I loved Caroline from the first moment. She's an unconventional heroine: plain speaking and forthright. (And she has an unusual hobby: she catalogs dirty words and hopes to make a dictionary. (loc 165) Even at 13, she had an incredible sense of confidence and intelligence and, during her conversations with Ronan, she was a wonderful mix of precocious and innocence.

When she finally came of age, she gained self-possession and maturity. But, despite everything that had happened to her (her parents' estrangement, her father's death, etc), she never lost her vibrance and optimism.

And I loved how she pursued Ronan. She was clear about her intentions but was never pushy. And she did it with a sense of humor. ^_^

"I'm getting married in June," she added.

His gaze jerked to hers. "To who?" It was almost a demand, not a question.

It gave her hope. She brought her hands together, trying to keep herself and her voice calm. "To you, of course. You didn't think my affections for you have changed since we last saw each other? In fact, I consider myself more passionate now than I was then. Which means, you don't stand a chance. By June, you'll be mine. I guarantee it."

His expression stilled and grew serious.
- loc 764 - 774

The first half of the book flowed very nicely. The banter between Caroline and Ronan and between Caroline and her sisters was good-humored, witty and revealed aspects of each character's personality. Then Chapter 9 happens, a story takes a dark turn. I understand that a powerful catalyst would be needed to move Ronan's character and to test Caroline's devotion (which, up to this point, could still be construed as infatuation) -- and Delilah Marvelle succeeds in doing so (although, I will say, I did cringe when it did happen. Read: Chapters 9 and 10)

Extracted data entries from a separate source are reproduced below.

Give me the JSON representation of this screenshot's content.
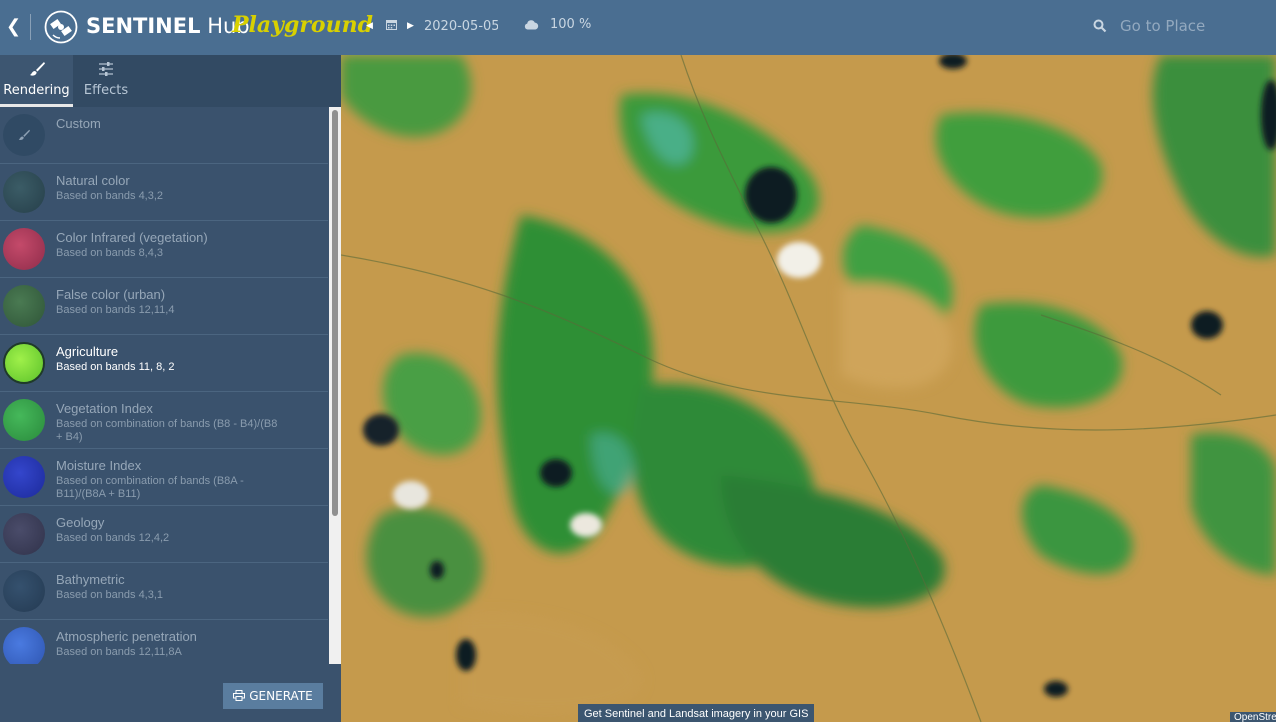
{
  "header": {
    "brand_bold": "SENTINEL",
    "brand_light": "Hub",
    "app_subtitle": "Playground",
    "date_value": "2020-05-05",
    "cloud_coverage": "100 %",
    "search_placeholder": "Go to Place"
  },
  "tabs": [
    {
      "label": "Rendering",
      "icon": "brush-icon",
      "active": true
    },
    {
      "label": "Effects",
      "icon": "sliders-icon",
      "active": false
    }
  ],
  "presets": [
    {
      "name": "Custom",
      "description": "",
      "color": "#304a64",
      "active": false
    },
    {
      "name": "Natural color",
      "description": "Based on bands 4,3,2",
      "color": "#2f4b57",
      "active": false
    },
    {
      "name": "Color Infrared (vegetation)",
      "description": "Based on bands 8,4,3",
      "color": "#b23a5c",
      "active": false
    },
    {
      "name": "False color (urban)",
      "description": "Based on bands 12,11,4",
      "color": "#3e6a48",
      "active": false
    },
    {
      "name": "Agriculture",
      "description": "Based on bands 11, 8, 2",
      "color": "#7ee83a",
      "active": true
    },
    {
      "name": "Vegetation Index",
      "description": "Based on combination of bands (B8 - B4)/(B8 + B4)",
      "color": "#35a548",
      "active": false
    },
    {
      "name": "Moisture Index",
      "description": "Based on combination of bands (B8A - B11)/(B8A + B11)",
      "color": "#2536b8",
      "active": false
    },
    {
      "name": "Geology",
      "description": "Based on bands 12,4,2",
      "color": "#3d3f5c",
      "active": false
    },
    {
      "name": "Bathymetric",
      "description": "Based on bands 4,3,1",
      "color": "#2d4762",
      "active": false
    },
    {
      "name": "Atmospheric penetration",
      "description": "Based on bands 12,11,8A",
      "color": "#3a6ad0",
      "active": false
    }
  ],
  "generate_label": "GENERATE",
  "map": {
    "banner": "Get Sentinel and Landsat imagery in your GIS",
    "credit": "OpenStreetMap"
  },
  "colors": {
    "topbar": "#4a6e91",
    "sidebar": "#3a526d",
    "accent_yellow": "#d8d000",
    "map_vegetation": "#2f8f3a",
    "map_dry": "#c59a4c"
  }
}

Things fall apart for our hero and heroine and it takes the second half of the book for them to sort through the debris and to figure out what it is that exists between them. The process is painful for Ronan and Caroline, especially for Ronan, who is forced to confront the painful memories of his past and the accept them.

"You did nothing wrong. You were a boy who bore a wicked lash that should have never touche your skin or your mind. But now you are a man. You must tight the wrong done against you for shame destroys the soul. ..."
- Madame de Maitenon to Ronan, loc 3057

The tone of the second half is a bit uneven, with moments of brevity mixed into quite serious, soul-searching moments -- and the part Theodosia, Ronan's lover, played was a bit confusing -- but, on the whole, this was a delightful read and I'm glad that Delilah Marvelle decided to revisit The School of Gallantry and to tell the stories of the students of that school. Lady of Pleasure showcases Marvelle's unique voice and vision in romance novels. This is another daring story with bold and vivid characters.

Lady of Pleasure is the third book in Delilah Marvelle's The School of Gallantry series. The next book, Night of Pleasure, will be released Fall 2013. To find out more about Delilah Marvelle and her books, visit her website. She is also on Facebook and on Goodreads.

Disclosure: I requested for a review copy of this book from the author. Thank you to Delilah Marvelle for the opportunity. Yes, this is an honest review.